Ce sont là les premiers pas de la vengeance justicière de la Kajii retournée. Une vengeance qui durera plus d'une quinzaine d'années, et dont nous suivrons les grandes étapes dans le reste du volume : la naissance dans d'horribles circonstances d'Ayaka, la folie puis les regrets de la mère de Marie... Au fil de ses meurtres, Kajii se retrouve bientôt secondée par un étrange homme, trapu et au crâne défiguré, adepte des pires tortures possibles.

"L'agonie est une sorte de feuilleton qui s'achève avec la mort. Chacun de ses épisodes doit être construit intelligemment... Avant de trancher les bras, ampute les doigts. Mais avant d'amputer les doigts, arrache les ongles..."

Cette citation représente bien la mentalité du dénommé Yotsuya, qui va tout offrir à Kajii pendant 10 ans... mais dans quel but ? Nous le découvrirons en toute fin de volume, l'auteur en profitant pour dépeindre une autre vision chaotique de la relation parent-enfant. Entre les deux, le parcours de Kajii et de Yotsuya est ponctué de scènes de torture plus horribles que dans aucun autre volume de la série. Plus d'une fois, cela pourra paraître gratuit pour quiconque n'est pas amateur de ce type de récit, mais Nakatani en profite pour accentuer toujours plus l'horreur de son univers, où de nouvelles limites semblent sans cesse franchies.

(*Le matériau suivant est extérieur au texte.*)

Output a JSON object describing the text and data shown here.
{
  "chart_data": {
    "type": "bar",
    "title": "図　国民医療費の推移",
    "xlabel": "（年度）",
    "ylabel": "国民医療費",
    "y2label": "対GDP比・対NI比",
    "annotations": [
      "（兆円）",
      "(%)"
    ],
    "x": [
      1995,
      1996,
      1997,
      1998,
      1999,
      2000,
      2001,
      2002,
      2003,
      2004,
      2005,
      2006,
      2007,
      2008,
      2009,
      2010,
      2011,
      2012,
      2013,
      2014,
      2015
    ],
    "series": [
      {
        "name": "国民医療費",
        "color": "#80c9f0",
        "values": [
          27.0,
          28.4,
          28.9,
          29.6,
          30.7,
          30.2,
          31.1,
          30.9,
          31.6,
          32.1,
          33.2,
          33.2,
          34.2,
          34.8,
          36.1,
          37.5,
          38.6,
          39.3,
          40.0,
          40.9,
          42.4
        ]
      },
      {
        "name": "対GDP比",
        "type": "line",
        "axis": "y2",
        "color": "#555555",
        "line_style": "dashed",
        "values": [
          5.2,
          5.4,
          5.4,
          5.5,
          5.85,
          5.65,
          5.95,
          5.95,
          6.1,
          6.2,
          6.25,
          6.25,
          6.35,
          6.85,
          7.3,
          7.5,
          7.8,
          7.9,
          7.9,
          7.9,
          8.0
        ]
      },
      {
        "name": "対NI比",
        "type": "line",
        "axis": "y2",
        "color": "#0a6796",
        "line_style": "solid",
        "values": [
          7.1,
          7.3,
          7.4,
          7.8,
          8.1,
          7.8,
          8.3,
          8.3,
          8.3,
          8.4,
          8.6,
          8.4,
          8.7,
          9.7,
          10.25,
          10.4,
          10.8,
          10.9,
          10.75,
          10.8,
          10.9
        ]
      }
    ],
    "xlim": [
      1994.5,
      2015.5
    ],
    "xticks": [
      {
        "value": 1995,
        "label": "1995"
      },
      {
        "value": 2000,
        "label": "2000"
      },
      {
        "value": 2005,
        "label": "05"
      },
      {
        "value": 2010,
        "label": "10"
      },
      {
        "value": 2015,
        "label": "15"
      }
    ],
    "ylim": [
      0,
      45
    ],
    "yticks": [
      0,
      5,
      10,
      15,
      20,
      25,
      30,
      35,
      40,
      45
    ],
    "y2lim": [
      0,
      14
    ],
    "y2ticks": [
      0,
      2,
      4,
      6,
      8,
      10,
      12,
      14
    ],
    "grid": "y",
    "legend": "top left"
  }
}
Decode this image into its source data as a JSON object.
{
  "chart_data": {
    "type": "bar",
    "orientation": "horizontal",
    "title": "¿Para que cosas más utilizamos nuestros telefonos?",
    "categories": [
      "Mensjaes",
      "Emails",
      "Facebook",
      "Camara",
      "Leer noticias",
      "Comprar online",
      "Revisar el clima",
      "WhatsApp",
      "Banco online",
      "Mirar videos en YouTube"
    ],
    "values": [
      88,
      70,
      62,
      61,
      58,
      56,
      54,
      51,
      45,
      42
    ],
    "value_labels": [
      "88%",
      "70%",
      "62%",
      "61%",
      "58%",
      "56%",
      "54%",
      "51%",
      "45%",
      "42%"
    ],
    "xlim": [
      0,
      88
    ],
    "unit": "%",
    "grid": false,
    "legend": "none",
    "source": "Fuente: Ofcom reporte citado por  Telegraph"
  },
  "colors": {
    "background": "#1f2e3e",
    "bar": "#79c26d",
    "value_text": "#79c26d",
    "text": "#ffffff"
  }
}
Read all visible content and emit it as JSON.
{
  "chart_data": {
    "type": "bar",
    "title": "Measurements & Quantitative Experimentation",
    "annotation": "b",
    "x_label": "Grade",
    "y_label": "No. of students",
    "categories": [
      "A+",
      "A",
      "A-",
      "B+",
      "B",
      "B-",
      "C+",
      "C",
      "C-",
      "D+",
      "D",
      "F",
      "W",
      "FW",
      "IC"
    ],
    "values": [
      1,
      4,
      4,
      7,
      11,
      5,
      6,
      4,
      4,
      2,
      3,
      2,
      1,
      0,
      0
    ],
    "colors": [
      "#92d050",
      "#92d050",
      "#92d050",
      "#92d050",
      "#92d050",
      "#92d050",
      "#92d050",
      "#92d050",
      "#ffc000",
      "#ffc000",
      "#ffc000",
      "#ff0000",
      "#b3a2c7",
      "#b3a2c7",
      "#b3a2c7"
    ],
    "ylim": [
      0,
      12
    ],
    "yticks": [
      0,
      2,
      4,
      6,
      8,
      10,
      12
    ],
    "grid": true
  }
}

On reste donc horrifié par ce qu'on lit, par le destin de Marie Kajii, tandis que se dessine une vision extrêmement sombre de notre monde (les limites de la justice, les liens de parenté bafoués, les médias qui se contentent de relayer les grands événements... et, bien sûr, les pires affres humains). Tout cet étalage d'horreurs n'empêche pas l'auteur rendre son récit cohérent par rapport aux événements du tome 2, et d'offrir d'intéressants points de liaison avec la trame principale qui s'est dessinée autour de Roku et Hachi( qui sont quasiment absents du tome).

Il ne reste plus qu'à attendre très patiemment la suite de la série (puisque la série, contrairement à ce qui avait été annoncé au départ, fera finalement plus de 3 volumes). En attendant. D. Nakatani nous offre ici l'une des lectures les plus éprouvantes qu'il nous ait été donné d'avoir, et il fait ça à merveille.